Tout feu, tout flamme !

Commençons par la passion, celle qui nous anime, celle qui nous fait avancer, celle qui nous pousse à agir et à partager. Car, à l’image de la flamme qui se répand, qui réchauffe, qui éclaire, elle est communicative, elle rend lumineux. Il n’y a pas de fumée sans feu, effectivement l’expression est bien trouvée, lorsqu’on dit de quelqu’un qu’il est tout feu tout flamme, pas besoin d’autre explication, notre imagination nous renvoie automatiquement une image et une sensation en miroir des mots. Utiliser le mot « feu » dans une tournure de phrase se révèle très fréquent depuis le IXe siècle pour traduire une émotion positive forte.

Bien plus tard, apparaîtra chez Voltaire (au XVIIIe) l’expression avoir le feu sacré pour évoquer des sentiments nobles et passionnés associés à une activité difficile qui impose un investissement personnel important, voire des sacrifices. Pour la petite histoire, le feu sacré désignait, dans l’Antiquité le feu du temple que les Prêtresses (les Vestales) étaient chargées d’entretenir : elles devaient faire vœu de chasteté et mouraient enterrées vivantes si jamais elles rompaient leur vœu.

Alors effectivement, quand on parle de feu sacré, on pèse nos mots ! C’est une expression qui s’emploie aujourd’hui beaucoup en rapport avec le travail (ardeur et sacrifice), tout comme être dans le feu de l’action.

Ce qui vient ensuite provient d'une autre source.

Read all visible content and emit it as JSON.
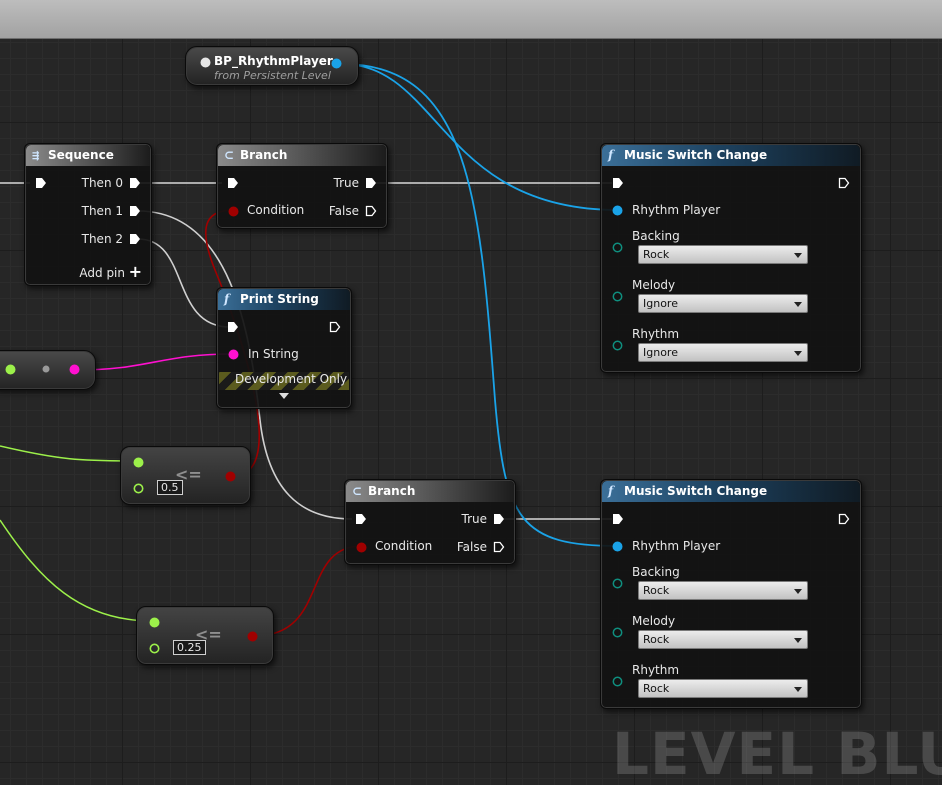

La souffrance (que l’on trouve aussi dans la passion) est bien sûr associée à l’élément feu :

Mettre sa main au feu signifie être certain de son affirmation et pour cause : au Moyen-âge, lors des enquêtes de moralité, on préférait soumettre les suspects à des épreuves appelées « jugement de Dieu » dont l’une consistait à plonger la main de l’accusé dans les flammes ; si elle ressortait indemne, cela signifiait qu’il disait la vérité. Charmant !

Être pris entre deux feux illustre bien aussi cette sensation angoissante de se sentir pris au piège, avec cette idée de ne pas pouvoir avancer ni d’un côté ni de l’autre…

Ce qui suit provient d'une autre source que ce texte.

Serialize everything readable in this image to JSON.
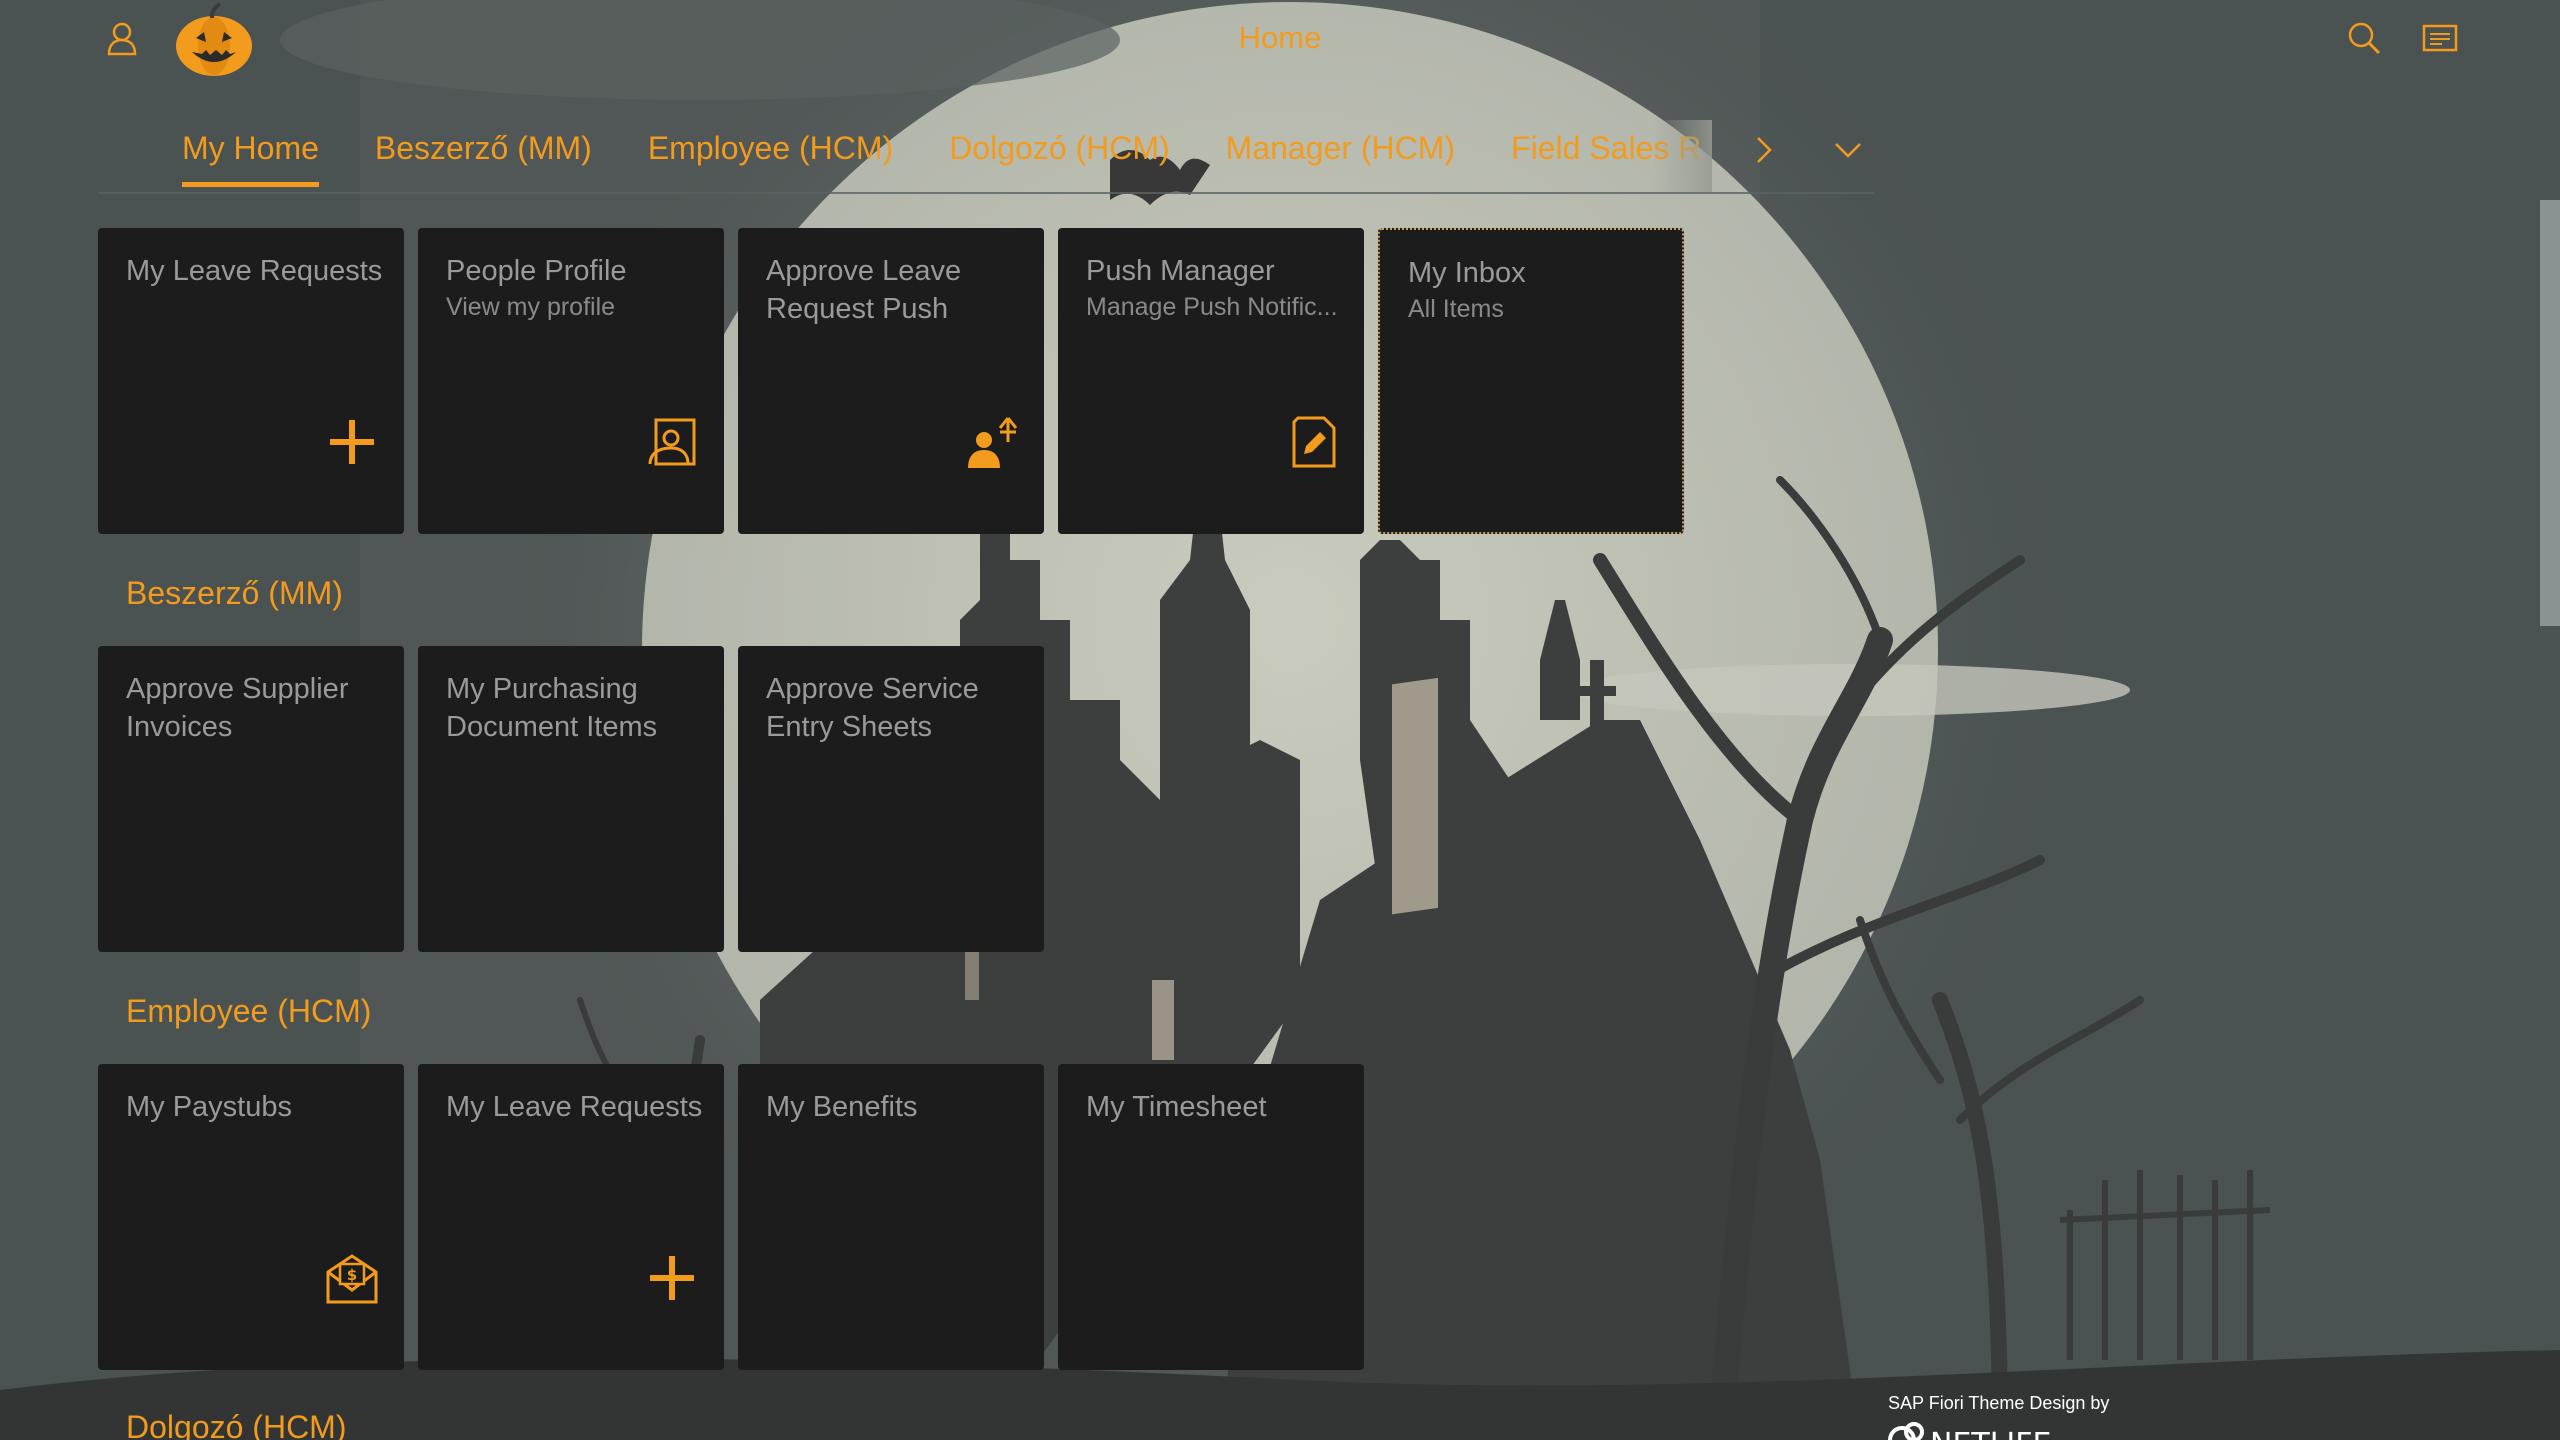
{
  "header": {
    "title": "Home",
    "icons": {
      "user": "user-icon",
      "logo": "pumpkin-logo",
      "search": "search-icon",
      "menu": "menu-icon"
    },
    "accent_color": "#f29b1d"
  },
  "anchor_bar": {
    "items": [
      {
        "label": "My Home",
        "selected": true
      },
      {
        "label": "Beszerző (MM)"
      },
      {
        "label": "Employee (HCM)"
      },
      {
        "label": "Dolgozó (HCM)"
      },
      {
        "label": "Manager (HCM)"
      },
      {
        "label": "Field Sales R"
      }
    ],
    "overflow_icons": [
      "chevron-right-icon",
      "chevron-down-icon"
    ]
  },
  "groups": [
    {
      "title": "",
      "tiles": [
        {
          "title": "My Leave Requests",
          "icon": "add-icon"
        },
        {
          "title": "People Profile",
          "subtitle": "View my profile",
          "icon": "person-card-icon"
        },
        {
          "title": "Approve Leave Request Push",
          "icon": "person-travel-icon"
        },
        {
          "title": "Push Manager",
          "subtitle": "Manage Push Notific...",
          "icon": "document-edit-icon"
        },
        {
          "title": "My Inbox",
          "subtitle": "All Items",
          "focused": true
        }
      ]
    },
    {
      "title": "Beszerző (MM)",
      "tiles": [
        {
          "title": "Approve Supplier Invoices"
        },
        {
          "title": "My Purchasing Document Items"
        },
        {
          "title": "Approve Service Entry Sheets"
        }
      ]
    },
    {
      "title": "Employee (HCM)",
      "tiles": [
        {
          "title": "My Paystubs",
          "icon": "paystub-envelope-icon"
        },
        {
          "title": "My Leave Requests",
          "icon": "add-icon"
        },
        {
          "title": "My Benefits"
        },
        {
          "title": "My Timesheet"
        }
      ]
    },
    {
      "title": "Dolgozó (HCM)"
    }
  ],
  "footer": {
    "credit": "SAP Fiori Theme Design by",
    "brand": "NETLIFE"
  }
}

Mettre le feu aux poudres ou jeter de l’huile sur le feu mettent en avant l’aspect dévastateur du feu, déclenchant des images bien concrètes pour attiser des situations conflictuelles. Et là encore, pas besoin de s’étendre en explications, l’imagination fonctionne à plein, tout comme dans mettre à feu et à sang, expression restée dans notre registre depuis les descriptions de champs de batailles à l’époque napoléonienne !

Quant à ne pas jouer avec le feu (ou le diable), c’est une très ancienne injonction qui évoque la crainte de l’enfer. C’est d’ailleurs ce que concrètement on interdit à nos enfants petits, et qu’adolescents, ils aiment à tester en prenant des risques en se mettant en danger.

Mais le feu c’est aussi la lumière, à l’honneur dans l’expression n’y voir que du feu, née au XVIIIe siècle pour décrire la vision après un choc violent reçu à la tête : cette lumière vive et aveuglante qui empêchait de voir la réalité deviendra peu à peu une expression au sens figuré.

Briller de tous ses feux, être sous les feux de la rampe (ou des projecteurs) sont plus évocatrices que « ne pas faire long feu» qui, à l’origine, repose sur l’image d’un feu de paille qui s’embrase et s’éteint vite. On l’emploie aujourd’hui pour décrire un état éphémère.

Il est toujours touchant de constater que, de situations anciennes, bien réelles et concrètes, sont nés nos particularismes de langage. C’est tout l’art d’une langue vivante qui se crée et évolue au gré des transformations de sociétés.

Voici deux exemples qui vont vous faire sourire :

Brûler (ou griller) un feu, que l’on emploie sans même faire attention à l’absurdité de la phrase ( !) vient en fait du XVIIIe siècle, qui l’eût cru ? À l’époque on allumait réellement des feux de bois pour signaler quelque danger. Le verbe « brûler » avait pris la signification de passer sans s’arrêter à ces barrages. Et de là l’origine de nos feux rouges, verts, oranges.

Y’a pas le feu au lac ! Là encore, on le dit sans bien penser à l’absurdité du concept ! Et pour cause, l’expression a du vécu : à l’origine, en prenant le contre-pied de l’état d’urgence provoqué par un incendie, « il n’y a pas le feu » disait  qu’il n’y avait pas de raison de se presser. Plus tard, le mot « lac » fut ajouté en référence au lac Léman pour se moquer des Suisses qui ont la réputation d’être lents (c’est pas gentil !).